Unser Abteil lehrte sich. Wir verloren uns in der Menge, ließen uns von geballter männlicher Libertinage davontragen (Nana war fest in der Hand geifernder Schwanzlurche; ein Treffpunkt der Heteros): überwiegend Farang, in den langweiligen, abgekupferten Zwirn gekleidet, den der Weird seit über hundert Jahren produzierte. Ich hörte die verschiedensten Akzente heraus: Amerikanisch, Australoasiatisch, europäisches Kauderwelsch ... Ein gläserner Fahrstuhl, so groß und breit wie die Treppen in den alten Hollywood-Musicals, brachte uns auf die Straße hinunter. Die Band legte los, und die Straßen zogen ihre Nummer ab ‒ alles drehte sich um Narzissmus, Sex und Habgier: ein Lied, das Nana auswendig kannte.

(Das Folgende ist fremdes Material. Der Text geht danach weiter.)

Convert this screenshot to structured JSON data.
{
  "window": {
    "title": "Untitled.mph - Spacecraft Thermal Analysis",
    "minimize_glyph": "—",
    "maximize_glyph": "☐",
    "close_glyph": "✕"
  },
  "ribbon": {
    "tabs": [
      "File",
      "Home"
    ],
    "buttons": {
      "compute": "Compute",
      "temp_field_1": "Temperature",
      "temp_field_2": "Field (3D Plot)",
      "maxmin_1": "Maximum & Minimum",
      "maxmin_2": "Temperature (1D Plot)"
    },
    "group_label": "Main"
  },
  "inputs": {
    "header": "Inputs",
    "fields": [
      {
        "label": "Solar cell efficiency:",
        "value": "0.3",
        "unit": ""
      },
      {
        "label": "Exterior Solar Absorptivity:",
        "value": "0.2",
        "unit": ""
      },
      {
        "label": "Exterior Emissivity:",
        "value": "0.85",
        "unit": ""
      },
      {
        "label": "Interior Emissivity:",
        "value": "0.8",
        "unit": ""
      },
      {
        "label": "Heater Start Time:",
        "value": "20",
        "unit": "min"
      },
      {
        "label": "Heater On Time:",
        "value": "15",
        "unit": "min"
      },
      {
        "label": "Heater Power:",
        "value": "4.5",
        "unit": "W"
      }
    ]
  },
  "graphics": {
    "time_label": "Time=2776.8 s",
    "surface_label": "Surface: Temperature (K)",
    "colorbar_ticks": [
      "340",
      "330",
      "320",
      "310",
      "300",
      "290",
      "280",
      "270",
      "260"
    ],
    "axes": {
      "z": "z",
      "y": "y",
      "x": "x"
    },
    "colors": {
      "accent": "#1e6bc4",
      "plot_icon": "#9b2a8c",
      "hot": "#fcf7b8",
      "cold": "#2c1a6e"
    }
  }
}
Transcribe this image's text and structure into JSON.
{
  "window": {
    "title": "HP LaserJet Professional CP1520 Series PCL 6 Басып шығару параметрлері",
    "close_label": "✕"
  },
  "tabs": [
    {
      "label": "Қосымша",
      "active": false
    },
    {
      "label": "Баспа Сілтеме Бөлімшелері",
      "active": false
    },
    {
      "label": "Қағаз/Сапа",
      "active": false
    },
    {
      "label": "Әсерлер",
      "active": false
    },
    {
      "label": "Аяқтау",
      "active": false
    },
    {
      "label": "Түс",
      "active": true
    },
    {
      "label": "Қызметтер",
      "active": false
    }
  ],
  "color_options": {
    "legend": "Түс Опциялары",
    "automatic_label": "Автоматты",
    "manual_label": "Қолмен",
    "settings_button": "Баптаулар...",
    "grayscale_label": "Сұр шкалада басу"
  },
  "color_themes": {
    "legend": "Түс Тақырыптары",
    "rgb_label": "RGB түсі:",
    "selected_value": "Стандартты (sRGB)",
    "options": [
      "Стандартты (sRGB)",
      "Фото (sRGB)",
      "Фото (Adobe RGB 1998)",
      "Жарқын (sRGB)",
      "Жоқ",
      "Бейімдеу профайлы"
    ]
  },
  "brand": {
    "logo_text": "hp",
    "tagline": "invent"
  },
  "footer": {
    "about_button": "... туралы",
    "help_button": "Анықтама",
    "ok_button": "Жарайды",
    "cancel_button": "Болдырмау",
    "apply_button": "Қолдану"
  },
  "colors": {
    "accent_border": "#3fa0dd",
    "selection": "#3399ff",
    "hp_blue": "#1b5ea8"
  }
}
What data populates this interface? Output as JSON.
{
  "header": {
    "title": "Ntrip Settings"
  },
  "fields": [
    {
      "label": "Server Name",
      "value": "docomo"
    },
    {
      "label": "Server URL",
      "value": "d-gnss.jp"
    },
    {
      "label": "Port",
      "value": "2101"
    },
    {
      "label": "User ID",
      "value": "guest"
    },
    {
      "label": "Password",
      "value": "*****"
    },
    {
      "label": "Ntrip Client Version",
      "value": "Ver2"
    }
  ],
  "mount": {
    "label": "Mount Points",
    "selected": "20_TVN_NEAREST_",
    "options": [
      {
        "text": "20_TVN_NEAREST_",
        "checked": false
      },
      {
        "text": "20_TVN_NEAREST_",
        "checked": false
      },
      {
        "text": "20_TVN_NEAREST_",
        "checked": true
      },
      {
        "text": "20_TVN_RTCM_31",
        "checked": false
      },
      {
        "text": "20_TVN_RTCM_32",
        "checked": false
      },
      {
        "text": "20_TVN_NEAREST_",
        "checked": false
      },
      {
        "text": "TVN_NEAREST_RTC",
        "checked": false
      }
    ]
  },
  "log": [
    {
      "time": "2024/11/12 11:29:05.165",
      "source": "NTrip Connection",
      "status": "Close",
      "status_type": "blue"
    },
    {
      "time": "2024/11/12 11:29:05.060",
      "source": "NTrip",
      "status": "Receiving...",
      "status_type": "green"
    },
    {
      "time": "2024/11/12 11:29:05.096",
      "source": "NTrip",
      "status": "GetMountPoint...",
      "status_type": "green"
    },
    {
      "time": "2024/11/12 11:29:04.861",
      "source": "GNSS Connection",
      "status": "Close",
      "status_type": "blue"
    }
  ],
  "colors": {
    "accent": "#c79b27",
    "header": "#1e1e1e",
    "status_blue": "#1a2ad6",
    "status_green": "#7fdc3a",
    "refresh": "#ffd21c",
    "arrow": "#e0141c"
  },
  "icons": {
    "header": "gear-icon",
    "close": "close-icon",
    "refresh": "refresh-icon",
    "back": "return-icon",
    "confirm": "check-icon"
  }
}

Wir standen mitten auf dem Platz, auf einer Arena, um die herum sich, in weiten Kreisen ansteigend, Go-Go-Bars erhoben wie eine neonbeleuchtete Hochzeitstorte zur Feier der Vermählung von Mensch und Puppe. Die oberen Stockwerke des Platzes befanden sich noch im Bau: In mit Nanoware bestückten Stahltanks wuchsen die Bars heran, die nächstes Jahr eröffnen würden. Aus den untersten Schichten wurde der Platz mit Musik beschallt, eine Kakophonie von Halbtönen und Vierteltönen, die das Gehirn mit weißem Rauschen zukleisterten. Es roch durchdringend nach gegrilltem Tintenfisch, offenen Abwasserkanälen, gynoiden Pheromonen und Apotheken, die die ganze Nacht geöffnet hatten. MOLEKULARE ROBOTER ‒ HORMONE ‒ GENSCHEREN ‒ CSF: an, aus, an, aus, ununterbrochen.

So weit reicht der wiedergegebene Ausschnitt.